How can YouTube help facilitate the debate around drill?
"We’re looking to tell real stories about people or topics that touch or relate to YouTube and society. This film explores the cultural impact of drill music and its relationship to youth and gang violence in the UK. This topic is incredibly complex and is deeply personal to so many in Britain, who are either part of these communities or have been touched by violence. To explore it effectively, we partnered with Century Films and BAFTA Award-Winning director Brian Hill to investigate drill as a musical and cultural phenomenon. The documentary also examines the association between drill and knife crime, seeking to understand what role, if any, drill plays in inciting violence in Britain.”
What can the music business do to learn more about drill's alleged associations with violent crime?
"The power of drill music is undeniable.
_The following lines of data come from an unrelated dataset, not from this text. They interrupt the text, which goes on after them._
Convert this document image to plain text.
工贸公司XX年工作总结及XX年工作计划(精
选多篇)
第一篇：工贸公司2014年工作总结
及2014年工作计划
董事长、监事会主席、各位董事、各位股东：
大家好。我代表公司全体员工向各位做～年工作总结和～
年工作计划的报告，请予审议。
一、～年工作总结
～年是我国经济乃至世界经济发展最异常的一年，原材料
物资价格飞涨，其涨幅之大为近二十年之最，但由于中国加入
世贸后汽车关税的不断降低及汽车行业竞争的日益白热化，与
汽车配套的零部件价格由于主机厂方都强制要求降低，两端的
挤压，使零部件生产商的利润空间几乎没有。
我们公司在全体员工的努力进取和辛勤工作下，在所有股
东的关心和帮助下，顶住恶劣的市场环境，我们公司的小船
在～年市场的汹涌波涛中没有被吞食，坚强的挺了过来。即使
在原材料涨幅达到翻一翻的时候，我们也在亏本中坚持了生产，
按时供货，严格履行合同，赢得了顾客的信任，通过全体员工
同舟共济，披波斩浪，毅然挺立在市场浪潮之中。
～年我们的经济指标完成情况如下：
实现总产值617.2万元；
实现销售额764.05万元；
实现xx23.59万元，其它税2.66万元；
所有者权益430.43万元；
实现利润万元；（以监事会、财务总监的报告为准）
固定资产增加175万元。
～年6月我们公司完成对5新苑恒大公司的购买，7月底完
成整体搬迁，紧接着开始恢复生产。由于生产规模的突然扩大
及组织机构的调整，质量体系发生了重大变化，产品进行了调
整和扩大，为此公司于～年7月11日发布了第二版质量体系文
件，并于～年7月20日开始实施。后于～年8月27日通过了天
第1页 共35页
It’s visceral, confrontational and rich, but it’s also developed a divisive reputation. As the documentary uncovers, it’s an immensely complicated issue. It really asks the question, ‘Does life imitate art, or does art imitate life?’ We want the wider UK community to see and understand that drill is an art form and it’s a legitimate business venture for many people across the UK who may not have other opportunities. We hope that the music business also sees that freedom of expression doesn’t mean ‘anything goes.’ We work so closely with labels, artists and managers so that artists understand how and where YouTube draws the line over what and what is not allowed on the platform. We do not want YouTube to be used as a platform to stoke tensions or incite violence and drill music must adhere to those same standards. We are committed to continuing to work constructively with the industry, experts and communities on this issue to be part of the solution."
Drill is visceral, confrontational and rich, but it’s also developed a divisive reputation
Luke Hyams, YouTube Music
What was it like to put the film together?
"Doing this gave us the opportunity to give some of the most interesting young artists in the drill scene an opportunity to talk about their lives and the things that are really important to them. Though drill was the connecting unifier, we found that each of their individual stories took us down very unique paths and shone a light on a variety of facets of the London experience. Skengdo and AM explore censorship, Drill Minister spoke passionately about equality, while Lavida Loca questioned why the glorification of drugs and violence things that get everyone so excited. These sub-issues, and more, have given the film a breadth way beyond drill and have helped to cement this as a film that encapsulates the experience of living in London in 2020 for a large group of the population."
What can we learn from the film?
"That the answer is not to simply banish an entire genre of music from YouTube. Drill is a real art form and launch pad to help artists build a career and express themselves. At the same time, we hope that artists and creatives also learn more about the need to understand the power of their words and actions. We hope this documentary brings forward productive discussion across communities, artists, law enforcement and Government who have a stake in this issue and that they walk away with a deeper understanding of the issues.”